Ms. Gibson’s professional experience began with her role as program representative for UCLA Extension’s Department of the Arts, where she developed and managed 180-200 nationally recognized programs annually. Ms. Gibson later became Director of West Coast Operations at American Film Institute. Her work as the Executive Director of the Long Beach Regional Arts Council in California developed her gifts for working with diverse cultural communities, individual artists and patrons of arts and culture. She directed the city’s first Cultural Masterplan and launched the first Smithsonian Institution Program Affiliation in Long Beach.
In 2000, Ms. Gibson was appointed the fourth president and CEO of the Association of Performing Arts Presenters, the leading service and advocacy organization for the presenting industry worldwide. Ms. Gibson engaged the association in new technologies and expanded its reach globally and across industry sectors, including partnerships with the leadership of Consejo Nacional de la Cultura y las Artes in Mexico, the French Embassy Cultural Services Division, the Netherlands Consulate, and the Cultural Ministry of Colombia, among others. She served as a Commissioner on the Culture Committee of the U.S. National Commission for UNESCO from 2005 to 2009.
In 2004, Ms. Gibson launched the Creative Campus Initiative with a landmark meeting of the American Assembly at Columbia University, and in 2007 the Creative Campus Innovations Grant Program to support exemplary cross-campus, interdisciplinary projects that integrate the arts into the academy.
Ms. Gibson became an independent consultant in July 2011 and the following year formed Sandra L. Gibson and Associates, LLC, a consulting practice dedicated to advancing the arts, culture, and education globally. She is an ethnomusicologist and musician with a master’s degree in music from Northwestern University.
Brent D. Glass
Brent D. Glass is Director Emeritus of the Smithsonian’s National Museum of American History, the world’s largest museum devoted to telling the story of America.
A national leader in the preservation, interpretation, and promotion of history, Mr.
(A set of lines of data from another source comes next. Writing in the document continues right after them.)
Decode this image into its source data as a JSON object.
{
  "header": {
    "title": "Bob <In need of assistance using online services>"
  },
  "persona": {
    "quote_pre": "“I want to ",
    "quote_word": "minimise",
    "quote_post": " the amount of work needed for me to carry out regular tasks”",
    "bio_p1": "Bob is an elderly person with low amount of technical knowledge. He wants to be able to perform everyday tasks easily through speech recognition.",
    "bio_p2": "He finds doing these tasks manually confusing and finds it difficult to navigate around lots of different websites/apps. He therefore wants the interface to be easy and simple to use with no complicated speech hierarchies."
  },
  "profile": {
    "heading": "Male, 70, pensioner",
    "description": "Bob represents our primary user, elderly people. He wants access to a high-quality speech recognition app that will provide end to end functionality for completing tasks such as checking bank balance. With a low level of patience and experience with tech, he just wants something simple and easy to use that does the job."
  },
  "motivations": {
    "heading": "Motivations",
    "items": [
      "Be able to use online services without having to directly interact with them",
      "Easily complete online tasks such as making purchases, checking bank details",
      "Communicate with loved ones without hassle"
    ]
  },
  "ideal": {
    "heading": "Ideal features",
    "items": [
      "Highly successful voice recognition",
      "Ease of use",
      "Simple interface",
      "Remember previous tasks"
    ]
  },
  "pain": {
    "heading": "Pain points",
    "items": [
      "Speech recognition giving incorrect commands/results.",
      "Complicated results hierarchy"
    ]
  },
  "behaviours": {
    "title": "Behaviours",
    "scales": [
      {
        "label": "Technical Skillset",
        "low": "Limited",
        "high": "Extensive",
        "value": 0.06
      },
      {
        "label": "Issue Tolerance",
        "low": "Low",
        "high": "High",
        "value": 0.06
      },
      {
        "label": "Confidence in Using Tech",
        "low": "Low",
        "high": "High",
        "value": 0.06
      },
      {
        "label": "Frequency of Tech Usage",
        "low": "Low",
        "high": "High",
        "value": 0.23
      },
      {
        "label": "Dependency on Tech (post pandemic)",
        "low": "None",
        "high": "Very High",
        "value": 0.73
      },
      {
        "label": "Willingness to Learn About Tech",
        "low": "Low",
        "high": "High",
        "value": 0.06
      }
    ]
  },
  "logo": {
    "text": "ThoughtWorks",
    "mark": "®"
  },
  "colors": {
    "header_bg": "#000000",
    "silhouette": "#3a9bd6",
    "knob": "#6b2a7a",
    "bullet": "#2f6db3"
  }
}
Glass is a public historian who pioneered influential oral history and material culture studies, an author, television presence, and international speaker on public memory and museum management. As director of the National Museum of American History from 2002 to 2011, Mr. Glass led a two-year, $87 million renovation and development of 20 new exhibitions including a new gallery for the Star-Spangled Banner, the flag that inspired the national anthem.
Mr. Glass is an active member of and consultant to the diplomatic, cultural, and academic communities. For 10 years, he was a member of the Flight 93 Memorial Advisory Commission. He travels frequently as a featured speaker and participant in U.S. State Department cultural diplomacy programs and currently serves as a consultant and advisor to cultural and educational organizations including The Presidio in San Francisco, the DeVos Institute of Arts Management, and Drexel University in Philadelphia. Before joining the Smithsonian, Mr. Glass served from 1987 to 2002 as executive director of the Pennsylvania Historical and Museum Commission, managing the largest and most comprehensive state history program in the country.
Mr. Glass earned his doctorate in history from the University of North Carolina-Chapel Hill, a master’s degree in American Studies from New York University, and a bachelor’s degree from Lafayette College.